The Northern Virginia Regional Commission has selected a consultant to assist area localities in a joint procurement of renewable energy. Participating cities and counties will be able to aggregate their demand to get the kind of economies of scale that have allowed corporations like Amazon and Facebook to lower their energy cost by investing in large solar and wind farms.
On November 17, NVRC announced that Customer First Renewables, a national expert in matching large energy users with renewable energy projects, will serve as its technical advisor. Customer First Renewables and NVRC plan to issue a Request for Proposals (RFP) to identify one or more “shovel-ready,” large scale projects to present to NVRC’s thirteen member governments. Those local governments will individually decide whether to participate in the group purchase.

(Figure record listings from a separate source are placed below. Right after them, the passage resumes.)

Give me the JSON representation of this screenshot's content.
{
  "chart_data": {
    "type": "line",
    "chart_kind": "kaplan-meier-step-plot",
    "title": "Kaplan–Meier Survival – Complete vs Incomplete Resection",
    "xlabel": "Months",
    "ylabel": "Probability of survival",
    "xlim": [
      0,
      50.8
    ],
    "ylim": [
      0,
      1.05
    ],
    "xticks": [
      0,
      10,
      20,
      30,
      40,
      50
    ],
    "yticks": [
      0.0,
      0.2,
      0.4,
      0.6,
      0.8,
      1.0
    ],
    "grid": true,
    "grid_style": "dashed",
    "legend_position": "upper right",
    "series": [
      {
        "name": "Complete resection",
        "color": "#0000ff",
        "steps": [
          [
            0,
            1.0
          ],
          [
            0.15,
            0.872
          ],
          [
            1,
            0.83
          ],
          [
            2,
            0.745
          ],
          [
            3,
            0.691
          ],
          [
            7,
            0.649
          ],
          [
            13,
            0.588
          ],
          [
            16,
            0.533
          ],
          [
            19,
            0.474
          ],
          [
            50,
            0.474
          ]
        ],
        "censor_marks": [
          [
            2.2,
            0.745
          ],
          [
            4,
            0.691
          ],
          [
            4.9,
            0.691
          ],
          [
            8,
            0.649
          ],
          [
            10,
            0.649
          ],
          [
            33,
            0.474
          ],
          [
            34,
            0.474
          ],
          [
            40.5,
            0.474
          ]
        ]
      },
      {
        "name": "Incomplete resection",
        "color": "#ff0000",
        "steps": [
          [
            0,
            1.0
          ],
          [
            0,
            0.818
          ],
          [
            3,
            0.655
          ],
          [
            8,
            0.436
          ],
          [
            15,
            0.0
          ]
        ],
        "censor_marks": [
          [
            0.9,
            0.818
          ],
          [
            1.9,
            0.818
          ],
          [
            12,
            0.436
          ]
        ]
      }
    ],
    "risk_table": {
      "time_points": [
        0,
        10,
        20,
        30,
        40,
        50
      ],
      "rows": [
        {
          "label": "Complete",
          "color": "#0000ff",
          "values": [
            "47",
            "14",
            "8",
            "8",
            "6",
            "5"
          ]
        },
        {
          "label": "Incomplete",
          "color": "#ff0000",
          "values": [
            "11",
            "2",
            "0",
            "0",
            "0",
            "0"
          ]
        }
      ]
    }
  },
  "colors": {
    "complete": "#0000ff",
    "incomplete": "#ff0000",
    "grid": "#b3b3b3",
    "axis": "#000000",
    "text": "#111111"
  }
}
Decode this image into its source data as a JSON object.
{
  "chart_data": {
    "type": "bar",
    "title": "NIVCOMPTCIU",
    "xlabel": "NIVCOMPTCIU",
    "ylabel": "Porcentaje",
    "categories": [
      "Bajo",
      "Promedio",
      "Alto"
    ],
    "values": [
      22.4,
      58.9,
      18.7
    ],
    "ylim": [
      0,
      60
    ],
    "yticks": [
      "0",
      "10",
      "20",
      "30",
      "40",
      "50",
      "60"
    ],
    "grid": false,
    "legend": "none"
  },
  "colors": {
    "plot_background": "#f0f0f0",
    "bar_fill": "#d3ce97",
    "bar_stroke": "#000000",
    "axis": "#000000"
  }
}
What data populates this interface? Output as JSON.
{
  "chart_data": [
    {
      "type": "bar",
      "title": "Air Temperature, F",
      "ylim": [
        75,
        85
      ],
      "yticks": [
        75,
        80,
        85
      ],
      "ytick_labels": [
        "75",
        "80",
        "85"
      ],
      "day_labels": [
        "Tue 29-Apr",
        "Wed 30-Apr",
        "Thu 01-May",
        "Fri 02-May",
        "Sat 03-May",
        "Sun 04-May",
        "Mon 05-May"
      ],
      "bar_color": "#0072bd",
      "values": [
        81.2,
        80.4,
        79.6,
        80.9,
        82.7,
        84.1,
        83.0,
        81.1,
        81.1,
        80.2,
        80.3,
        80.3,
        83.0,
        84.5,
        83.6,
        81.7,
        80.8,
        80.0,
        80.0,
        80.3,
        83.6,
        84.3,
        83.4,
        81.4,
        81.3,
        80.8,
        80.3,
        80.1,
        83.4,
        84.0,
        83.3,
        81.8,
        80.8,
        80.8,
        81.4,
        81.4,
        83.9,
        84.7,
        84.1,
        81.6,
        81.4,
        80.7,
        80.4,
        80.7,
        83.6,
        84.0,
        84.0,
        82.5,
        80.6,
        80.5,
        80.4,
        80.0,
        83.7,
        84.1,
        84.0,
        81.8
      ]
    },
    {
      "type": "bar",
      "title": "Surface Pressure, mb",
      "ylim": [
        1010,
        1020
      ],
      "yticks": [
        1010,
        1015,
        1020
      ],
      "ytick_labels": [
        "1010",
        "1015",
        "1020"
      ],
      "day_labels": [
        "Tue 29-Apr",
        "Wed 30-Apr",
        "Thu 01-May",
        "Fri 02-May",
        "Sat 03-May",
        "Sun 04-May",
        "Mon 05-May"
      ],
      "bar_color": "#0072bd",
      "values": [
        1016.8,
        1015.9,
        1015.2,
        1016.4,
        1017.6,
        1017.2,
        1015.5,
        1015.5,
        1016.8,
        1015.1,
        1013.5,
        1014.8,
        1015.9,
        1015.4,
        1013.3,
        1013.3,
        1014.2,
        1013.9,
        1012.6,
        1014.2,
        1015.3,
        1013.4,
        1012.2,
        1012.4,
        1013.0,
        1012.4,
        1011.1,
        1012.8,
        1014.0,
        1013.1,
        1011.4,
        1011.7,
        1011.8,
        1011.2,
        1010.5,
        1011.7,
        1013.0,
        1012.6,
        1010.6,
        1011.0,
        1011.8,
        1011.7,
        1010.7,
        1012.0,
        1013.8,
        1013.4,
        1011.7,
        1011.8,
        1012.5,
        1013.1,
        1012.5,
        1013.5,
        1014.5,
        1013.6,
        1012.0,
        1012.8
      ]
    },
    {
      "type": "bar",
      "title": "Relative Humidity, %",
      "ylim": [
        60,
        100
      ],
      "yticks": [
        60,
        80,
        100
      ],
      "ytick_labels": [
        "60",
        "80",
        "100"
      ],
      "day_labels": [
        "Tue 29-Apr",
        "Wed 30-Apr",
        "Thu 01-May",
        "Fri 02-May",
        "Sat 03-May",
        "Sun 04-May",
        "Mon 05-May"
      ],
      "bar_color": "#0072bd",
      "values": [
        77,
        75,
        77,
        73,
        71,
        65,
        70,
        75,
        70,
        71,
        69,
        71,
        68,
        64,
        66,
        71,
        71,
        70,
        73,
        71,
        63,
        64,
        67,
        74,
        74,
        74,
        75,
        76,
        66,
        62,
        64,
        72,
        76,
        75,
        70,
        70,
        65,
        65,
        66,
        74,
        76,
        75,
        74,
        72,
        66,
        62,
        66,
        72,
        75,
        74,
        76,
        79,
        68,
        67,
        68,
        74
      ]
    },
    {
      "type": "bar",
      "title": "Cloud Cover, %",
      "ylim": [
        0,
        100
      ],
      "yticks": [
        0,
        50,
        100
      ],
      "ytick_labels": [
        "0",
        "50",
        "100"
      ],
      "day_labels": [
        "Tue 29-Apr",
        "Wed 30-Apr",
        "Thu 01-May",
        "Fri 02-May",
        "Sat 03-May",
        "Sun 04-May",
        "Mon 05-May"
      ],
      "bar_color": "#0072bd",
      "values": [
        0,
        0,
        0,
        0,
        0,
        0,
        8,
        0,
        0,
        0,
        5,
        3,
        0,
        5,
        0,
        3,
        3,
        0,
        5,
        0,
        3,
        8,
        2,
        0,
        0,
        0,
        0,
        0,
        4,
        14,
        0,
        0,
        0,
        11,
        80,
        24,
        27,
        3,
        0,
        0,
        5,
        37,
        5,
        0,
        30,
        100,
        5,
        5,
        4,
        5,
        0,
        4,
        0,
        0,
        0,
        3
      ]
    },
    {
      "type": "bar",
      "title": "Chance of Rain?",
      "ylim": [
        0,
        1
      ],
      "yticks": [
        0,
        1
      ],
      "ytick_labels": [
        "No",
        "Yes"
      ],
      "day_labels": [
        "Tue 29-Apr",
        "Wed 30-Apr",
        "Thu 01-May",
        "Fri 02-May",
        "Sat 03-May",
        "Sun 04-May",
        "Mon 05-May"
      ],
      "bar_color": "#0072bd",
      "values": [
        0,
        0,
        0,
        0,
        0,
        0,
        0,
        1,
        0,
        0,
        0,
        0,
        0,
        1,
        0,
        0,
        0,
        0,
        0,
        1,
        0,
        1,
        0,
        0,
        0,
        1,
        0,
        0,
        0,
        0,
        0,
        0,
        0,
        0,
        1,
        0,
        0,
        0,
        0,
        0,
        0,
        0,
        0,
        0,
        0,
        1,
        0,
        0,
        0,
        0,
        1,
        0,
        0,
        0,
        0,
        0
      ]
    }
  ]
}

According to a Request for Qualifications that NVRC issued in its search for a consultant, the project(s) to be selected must be greater than 10 megawatts in size and result in new renewable energy capacity added to the grid. Preference will go to projects located in Virginia or in the regional grid that serves Virginia, known as PJM.
NVRC will act as a central contact and facilitator, but it will be up to the participating localities to negotiate a contract. NVRC Director Robert Lazaro said discussions with representatives of area localities indicate the interest is there for a major renewable energy buy like this. Arlington, Alexandria, Manassas Park, and Falls Church are among the jurisdictions most interested, with others possibly joining as they learn more.
“We see this as a way to green the grid, save money, and assist the solar industry in Virginia,” said Lazaro.
Niels Crone, Senior Vice President for Business Development at Customer First Renewables, said his company was excited to be involved in the procurement effort. “We are delighted to work with NVRC to help Northern Virginia jurisdictions get affordable, large-scale renewable energy,” he said.
NVRC is following an ambitious timeline. A project workshop for local government staff is scheduled for December 11, and a Request for Proposals (RFP) is due January 2, 2018.
How does a group purchase work?
Amazon and other large corporations have become major drivers of new wind and solar projects in PJM, including several large solar farms in Virginia. The steadily-tumbling costs of wind and solar make it possible for the companies to green their energy supply while lowering their overall energy costs using innovative financing approaches. Not all of these would work in Virginia, but one that does is the wholesale, or “virtual” power purchase agreement.
A virtual PPA allows a customer to buy and sell energy in the wholesale market, avoiding potential obstacles such as a utility’s monopoly on the retail sale of electricity.
Local governments in Virginia buy electricity from Dominion Energy Virginia at retail under a contract negotiated by the Virginia Energy Purchasing Governmental Association (VEPGA). That contract makes Dominion their only electricity supplier, and Dominion currently does not offer wind or solar as an option. A virtual PPA would not change this relationship; Dominion will continue to supply localities with electricity from its (decidedly un-green) power plants.
A virtual PPA would, however, let participating localities contract for the output of a renewable energy project, with the electricity sold into the wholesale market rather than delivered to the localities. Given the right project, the price for the electricity in the wholesale market could exceed the price paid to the project owner under the PPA, allowing the localities to pocket the difference—indirectly lowering their energy costs. The localities would also receive an additional benefit in the form of renewable energy certificates generated by the projects, demonstrating they have legally “greened” their energy supply.
There is some financial risk involved, since the PPA price is fixed, while wholesale prices fluctuate. Part of Customer First Renewables’ job will be to find the best project economics with the least risk. Corporate buyers, universities and large institutions around the country have used this approach successfully to lower their energy costs and meet their sustainability goals.
As members of the Metropolitan Washington Council of Governments (MWCOG), Northern Virginia localities are committed to reducing greenhouse gas emissions to 80 percent below 2005 levels by 2050, with an interim goal of 20 percent by 2020. MWCOG’s 2017-2020 Regional Climate and Energy Action Plan (available here) also sets a target of meeting 20 percent of the region’s electric consumption from renewable sources by 2020.